Madonna, Justin Bieber, Kevin Hart, Stephen Curry, Snoop Dogg, Gwyneth Paltrow, Serena Williams, Post Malone, The Weeknd, Jimmy Fallons’ production company Electric Hot Dog, Inc. and Universal Television, among others have been called out by the suit.
Rather embarrassingly, in an episode of The Tonight Show on Nov. 11, 2021, Fallon promoted Moonpay and the BAYC NFT collection by announcing that he got his first NFT through the crypto firm, which bills itself as a white-glove service designed to help celebrities buy digital assets. He didn’t disclose that he had a financial stake in Moonpay.
The suit names Oseary and Yuga Labs, says the promotion convinced investors to buy BAYC NFTs. Lawyer John Jasnoch has also stated that Electric Hot Dog and Universal did not disclose “that this purportedly organic segment on the Tonight Show was in reality a paid advertisement for the BAYC collection of NFTs and MoonPay by two celebrities (Fallon and Winkelmann) who are business partners with an investor (Oseary) in both Yuga and MoonPay”.
According to the case, promoter defendants received digital assets from Moonpay or Yuga Labs for their endorsements. Bieber, for example, received BAYC NFT worth roughly $1.3 million when it was issued for an allegedly fraudulent post on Instagram stating that he bought it with his own money. Paltrow similarly announced to investors on Jan. 26 that she “joined” the BAYC community and thanked Moonpay for its services in facilitating the purchase. She also didn’t disclose that she has a financial stake in the firm. Scandalous.
Yuga Labs feels that “these claims are opportunistic and parasitic […] we strongly believe that they are without merit, and look forward to proving as much” according to a company spokesperson.
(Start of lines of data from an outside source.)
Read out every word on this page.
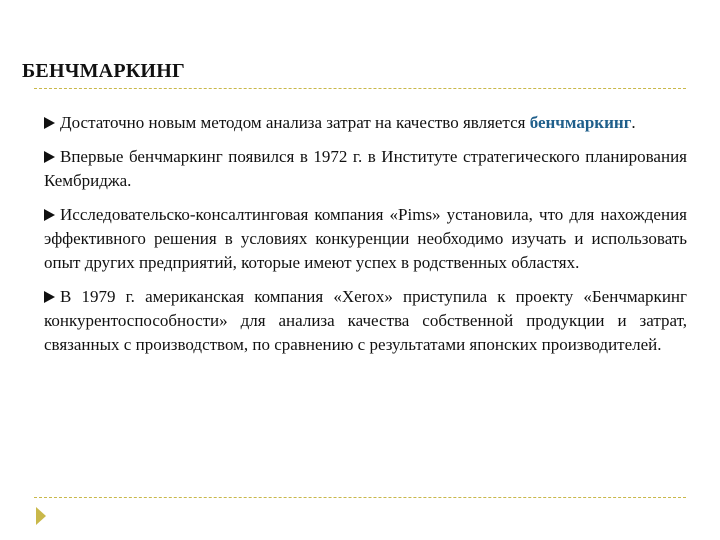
БЕНЧМАРКИНГ

Достаточно новым методом анализа затрат на качество является бенчмаркинг.

Впервые бенчмаркинг появился в 1972 г. в Институте стратегического планирования Кембриджа.

Исследовательско-консалтинговая компания «Pims» установила, что для нахождения эффективного решения в условиях конкуренции необходимо изучать и использовать опыт других предприятий, которые имеют успех в родственных областях.

В 1979 г. американская компания «Xerox» приступила к проекту «Бенчмаркинг конкурентоспособности» для анализа качества собственной продукции и затрат, связанных с производством, по сравнению с результатами японских производителей.
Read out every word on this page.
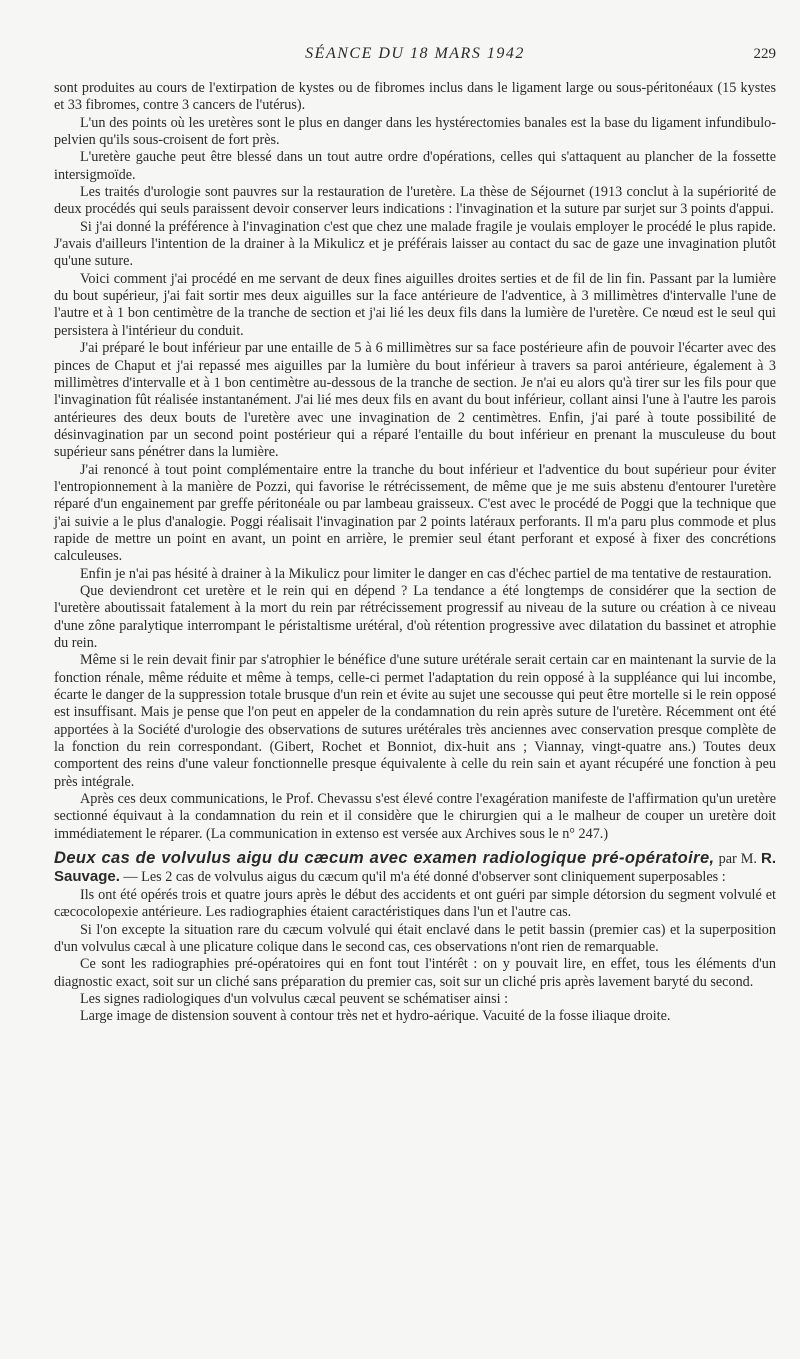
SÉANCE DU 18 MARS 1942	229

sont produites au cours de l'extirpation de kystes ou de fibromes inclus dans le ligament large ou sous-péritonéaux (15 kystes et 33 fibromes, contre 3 cancers de l'utérus).

L'un des points où les uretères sont le plus en danger dans les hystérectomies banales est la base du ligament infundibulo-pelvien qu'ils sous-croisent de fort près.

L'uretère gauche peut être blessé dans un tout autre ordre d'opérations, celles qui s'attaquent au plancher de la fossette intersigmoïde.

Les traités d'urologie sont pauvres sur la restauration de l'uretère. La thèse de Séjournet (1913 conclut à la supériorité de deux procédés qui seuls paraissent devoir conserver leurs indications : l'invagination et la suture par surjet sur 3 points d'appui.

Si j'ai donné la préférence à l'invagination c'est que chez une malade fragile je voulais employer le procédé le plus rapide. J'avais d'ailleurs l'intention de la drainer à la Mikulicz et je préférais laisser au contact du sac de gaze une invagination plutôt qu'une suture.

Voici comment j'ai procédé en me servant de deux fines aiguilles droites serties et de fil de lin fin. Passant par la lumière du bout supérieur, j'ai fait sortir mes deux aiguilles sur la face antérieure de l'adventice, à 3 millimètres d'intervalle l'une de l'autre et à 1 bon centimètre de la tranche de section et j'ai lié les deux fils dans la lumière de l'uretère. Ce nœud est le seul qui persistera à l'intérieur du conduit.

J'ai préparé le bout inférieur par une entaille de 5 à 6 millimètres sur sa face postérieure afin de pouvoir l'écarter avec des pinces de Chaput et j'ai repassé mes aiguilles par la lumière du bout inférieur à travers sa paroi antérieure, également à 3 millimètres d'intervalle et à 1 bon centimètre au-dessous de la tranche de section. Je n'ai eu alors qu'à tirer sur les fils pour que l'invagination fût réalisée instantanément. J'ai lié mes deux fils en avant du bout inférieur, collant ainsi l'une à l'autre les parois antérieures des deux bouts de l'uretère avec une invagination de 2 centimètres. Enfin, j'ai paré à toute possibilité de désinvagination par un second point postérieur qui a réparé l'entaille du bout inférieur en prenant la musculeuse du bout supérieur sans pénétrer dans la lumière.

J'ai renoncé à tout point complémentaire entre la tranche du bout inférieur et l'adventice du bout supérieur pour éviter l'entropionnement à la manière de Pozzi, qui favorise le rétrécissement, de même que je me suis abstenu d'entourer l'uretère réparé d'un engainement par greffe péritonéale ou par lambeau graisseux. C'est avec le procédé de Poggi que la technique que j'ai suivie a le plus d'analogie. Poggi réalisait l'invagination par 2 points latéraux perforants. Il m'a paru plus commode et plus rapide de mettre un point en avant, un point en arrière, le premier seul étant perforant et exposé à fixer des concrétions calculeuses.

Enfin je n'ai pas hésité à drainer à la Mikulicz pour limiter le danger en cas d'échec partiel de ma tentative de restauration.

Que deviendront cet uretère et le rein qui en dépend ? La tendance a été longtemps de considérer que la section de l'uretère aboutissait fatalement à la mort du rein par rétrécissement progressif au niveau de la suture ou création à ce niveau d'une zône paralytique interrompant le péristaltisme urétéral, d'où rétention progressive avec dilatation du bassinet et atrophie du rein.

Même si le rein devait finir par s'atrophier le bénéfice d'une suture urétérale serait certain car en maintenant la survie de la fonction rénale, même réduite et même à temps, celle-ci permet l'adaptation du rein opposé à la suppléance qui lui incombe, écarte le danger de la suppression totale brusque d'un rein et évite au sujet une secousse qui peut être mortelle si le rein opposé est insuffisant. Mais je pense que l'on peut en appeler de la condamnation du rein après suture de l'uretère. Récemment ont été apportées à la Société d'urologie des observations de sutures urétérales très anciennes avec conservation presque complète de la fonction du rein correspondant. (Gibert, Rochet et Bonniot, dix-huit ans ; Viannay, vingt-quatre ans.) Toutes deux comportent des reins d'une valeur fonctionnelle presque équivalente à celle du rein sain et ayant récupéré une fonction à peu près intégrale.

Après ces deux communications, le Prof. Chevassu s'est élevé contre l'exagération manifeste de l'affirmation qu'un uretère sectionné équivaut à la condamnation du rein et il considère que le chirurgien qui a le malheur de couper un uretère doit immédiatement le réparer. (La communication in extenso est versée aux Archives sous le n° 247.)

Deux cas de volvulus aigu du cæcum avec examen radiologique pré-opératoire, par M. R. Sauvage. — Les 2 cas de volvulus aigus du cæcum qu'il m'a été donné d'observer sont cliniquement superposables :

Ils ont été opérés trois et quatre jours après le début des accidents et ont guéri par simple détorsion du segment volvulé et cæcocolopexie antérieure. Les radiographies étaient caractéristiques dans l'un et l'autre cas.

Si l'on excepte la situation rare du cæcum volvulé qui était enclavé dans le petit bassin (premier cas) et la superposition d'un volvulus cæcal à une plicature colique dans le second cas, ces observations n'ont rien de remarquable.

Ce sont les radiographies pré-opératoires qui en font tout l'intérêt : on y pouvait lire, en effet, tous les éléments d'un diagnostic exact, soit sur un cliché sans préparation du premier cas, soit sur un cliché pris après lavement baryté du second.

Les signes radiologiques d'un volvulus cæcal peuvent se schématiser ainsi :

Large image de distension souvent à contour très net et hydro-aérique. Vacuité de la fosse iliaque droite.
This is the first calling out of celebrities inappropriately marketing crypto without full transparency – the Kim Kardashian Instagram case comes to mind.
On Wednesday, a federal judge dismissed a lawsuit against endorsers of crypto EthereumMax accusing them of fraudulently misleading their followers into buying EMAX tokens only to sell their stakes once its value was inflated. While he said the case raises “legitimate concerns” over the ability of celebrities to persuade undiscerning followers to buy “snake oil with unprecedented ease and reach,” U.S. District Judge Michael Fitzgerald found that there’s an expectation for “investors to act reasonably before basing their bets on the zeitgeist of the moment.”